Tait’s paintings are resistant to commentary, which is why writing on his work has often showered praise on how elusive and slippery meaning tends to be in his quirky, arrested, washed-out figurative scenes. Elusive and slippery is a good game to play in painting, allowing an artist the independence to explore and experiment free of immediate explanations, but the price is open-endedness and deferral for its own sake.

Tait’s new paintings could be accused of such wilful weirdness, yet—as the Spoonerised Shakespeare of the title hints—there’s a sense of humour to this show that suggests Tait has already got this angle covered, and may have meaningful goal in sight. It’s one that won’t be revealed too quickly or too easily; one which is certainly hospitable to the circuitous logic of dreams, to uncanny processes of association, and to a legacy of surrealist image-making which Tait’s images nevertheless elude.

What, after all, does one make of ‘The Food Inspector’, 2006? Across a blank, hot red ground, a white-haired lady in (perhaps) rubber gauntlets and dungarees, a giant turnip-headed figure and an anthropomorphic tin-opener all attend with benign interest to some sort of stove, on which a long-handled pan sits. This stove or bench is hardly there at all, which allows the brushwork denoting it to shift into a flattened area of washed mud brown, where a schematic sad face emerges. A bonneted peasant woman or nun, transported perhaps from some Breughel or Ensor painting, looks away into the red. Looking out to us is a rose-cheeked, whitefaced young man, in a bulbous cap and a long coat, with a parcel or briefcase under his arm.Or how about the still life that is ‘Untitled’, 2006: a dun, unstable arrangement of leaves, buds, strawberries and a sort of trestle prop, out of scale with the rest of the elements, where cartoon faces half-appear in brief marks that don’t quite correspond with the more apparent representations? Or the hermit-like man in a robe, set in a frigid grey wilderness in another ‘Untitled’, 2006, lost in thought and oblivious to the approach of a plum-bodied muffin-head figure?

Who knows? Tait pursues a subtle game of inadequate representation that produces a multiplicity of shifting resolutions. Perhaps the content–echoes of old masters, phantasmal vegetables-becoming-human—consists of arbitrary whims. Perhaps the composition of three discs, capped by a shrouded fourth shape in ‘Cloth on the Mirror’, 2006 wants to tell us that the visible here-and-now yields no sure knowledge of reality to our insistent gaze; a Lacanian morality tale of sorts, told in painting.
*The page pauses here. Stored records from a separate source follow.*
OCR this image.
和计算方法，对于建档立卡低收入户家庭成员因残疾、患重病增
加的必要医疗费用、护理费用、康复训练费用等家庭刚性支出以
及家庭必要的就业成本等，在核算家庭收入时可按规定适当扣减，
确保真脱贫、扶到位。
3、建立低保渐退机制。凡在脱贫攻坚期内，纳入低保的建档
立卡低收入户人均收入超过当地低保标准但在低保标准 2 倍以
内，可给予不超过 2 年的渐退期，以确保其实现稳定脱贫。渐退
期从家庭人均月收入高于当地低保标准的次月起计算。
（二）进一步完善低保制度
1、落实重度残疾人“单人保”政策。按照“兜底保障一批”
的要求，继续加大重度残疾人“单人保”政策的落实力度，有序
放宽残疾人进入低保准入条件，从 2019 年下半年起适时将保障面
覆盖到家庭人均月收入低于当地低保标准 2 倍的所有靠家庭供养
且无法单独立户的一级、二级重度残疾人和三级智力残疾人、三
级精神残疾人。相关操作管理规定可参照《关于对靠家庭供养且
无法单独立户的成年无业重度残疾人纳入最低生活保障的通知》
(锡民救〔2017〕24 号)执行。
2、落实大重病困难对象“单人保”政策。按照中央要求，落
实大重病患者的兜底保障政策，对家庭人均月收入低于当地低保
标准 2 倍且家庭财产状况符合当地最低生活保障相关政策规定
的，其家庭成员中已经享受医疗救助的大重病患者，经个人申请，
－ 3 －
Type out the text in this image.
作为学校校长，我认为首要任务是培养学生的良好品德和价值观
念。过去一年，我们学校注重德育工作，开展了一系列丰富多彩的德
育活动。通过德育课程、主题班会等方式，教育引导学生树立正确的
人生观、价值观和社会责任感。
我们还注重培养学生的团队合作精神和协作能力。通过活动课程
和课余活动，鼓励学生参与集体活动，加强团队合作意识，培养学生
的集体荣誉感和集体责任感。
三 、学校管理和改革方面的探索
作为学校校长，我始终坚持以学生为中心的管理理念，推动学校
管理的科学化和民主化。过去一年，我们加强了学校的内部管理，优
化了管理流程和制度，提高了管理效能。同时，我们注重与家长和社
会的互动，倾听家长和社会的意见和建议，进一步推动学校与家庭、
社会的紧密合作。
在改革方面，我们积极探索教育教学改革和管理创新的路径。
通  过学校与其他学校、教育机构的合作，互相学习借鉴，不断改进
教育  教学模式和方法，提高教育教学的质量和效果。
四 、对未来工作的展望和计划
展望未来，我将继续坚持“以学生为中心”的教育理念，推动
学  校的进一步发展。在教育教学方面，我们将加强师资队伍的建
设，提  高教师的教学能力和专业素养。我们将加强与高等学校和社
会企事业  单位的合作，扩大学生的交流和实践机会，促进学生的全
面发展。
Sitting on the modern grey bench that Tait has customised with rough bits of sawn tree to produce rustic armrests and backrests, I get the impression that he is searching for that twilight moment between the active, conscious present, the contemplative, immersive expanse of the subconscious and an unattainable past, where everything can be held in suspension. Painting as a sort of melancholic, amused reflection on the limits of knowledge, which we habitually exclude from the busy necessities of a working grasp of reality. Painting ideally suited for sitting and waiting, without wanting to know what happens next.